An investigation by cybersecurity startup Lasso Security reveals that more than 1,500 HuggingFace API tokens are exposed, including those from Meta.
A recent investigation into HuggingFace, a major platform for developers, has revealed that more than 1,500 API tokens are exposed. According to Lasso Security, a start-up specialising in cybersecurity for language models and other generative AI models, this leaves millions of Meta Llama, Bloom and Pythia users vulnerable to potential attacks.
HuggingFace is an important resource for developers working on AI projects such as language models. The platform offers an extensive library of AI models and datasets, including Meta’s widely used Llama models.
The HuggingFace API allows developers and organisations to integrate models and read, create, modify, and delete repositories or files within them using API tokens.
Lasso Security gains full access to Meta repositories
The team searched GitHub and HuggingFace repositories for exposed API tokens using their search functions. According to best practices such as OpenAI, API tokens should not be stored directly in code for this very reason.
The Lasso Security team found 1,681 tokens in their search and were able to uncover accounts from major organizations including Meta, Microsoft, Google, and VMware. The data also gave the team full access to the widely used Meta Llama, Bloom, Pythia, and HuggingFace repositories. Exposing such a large number of API tokens poses significant risks to organizations and their users, the team said.

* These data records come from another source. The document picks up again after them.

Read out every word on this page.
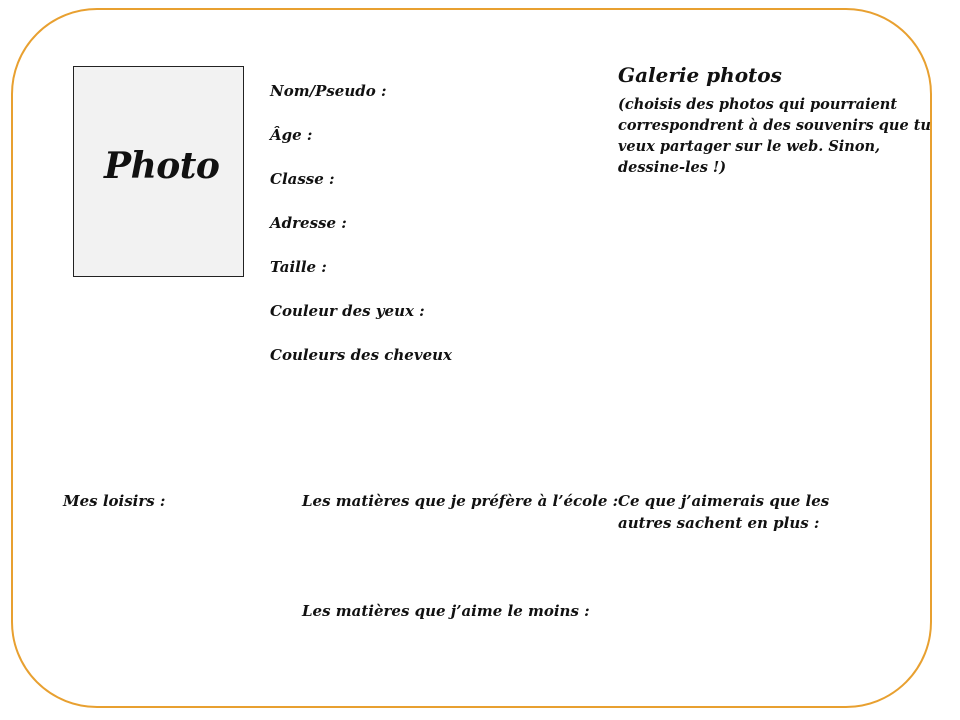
Photo
Nom/Pseudo :
Âge :
Classe :
Adresse :
Taille :
Couleur des yeux :
Couleurs des cheveux
Galerie photos
(choisis des photos qui pourraient correspondrent à des souvenirs que tu veux partager sur le web. Sinon, dessine-les !)
Mes loisirs :	Les matières que je préfère à l’école :
Les matières que j’aime le moins :
Ce que j’aimerais que les autres sachent en plus :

Lasso lists some key dangers associated with exposed API tokens:
1. Supply chain vulnerabilities: If potential attackers gained full access to accounts such as Meta Llama2, BigScience Workshop and EleutherAI, they could manipulate existing models and potentially turn them into malicious entities, the team says. This could affect millions of users who rely on these basic models for their applications.
2. Training data poisoning: With write access to 14 datasets with tens and hundreds of thousands of downloads per month, attackers could manipulate trusted datasets, compromising the integrity of AI models based on them, with far-reaching consequences.
3. Model theft: The team claims to have used the method to gain access to more than ten thousand private AI models and more than 2,500 datasets, which could lead to potential economic losses, impaired competitive advantage, and potential access to sensitive information.
Team provides security tips to users and HuggingFace
To address these vulnerabilities, developers are advised not to use hard-coded tokens and to follow best practices. HuggingFace should also continuously scan for publicly exposed API tokens and either revoke them or notify users and organizations of the exposed tokens.
Organizations should also consider token classification and implement security solutions that inspect IDEs and code reviews specifically designed to protect their investment in LLM. By addressing these issues now, organizations could strengthen their defenses and avert the threats posed by these vulnerabilities, Lasso Security said.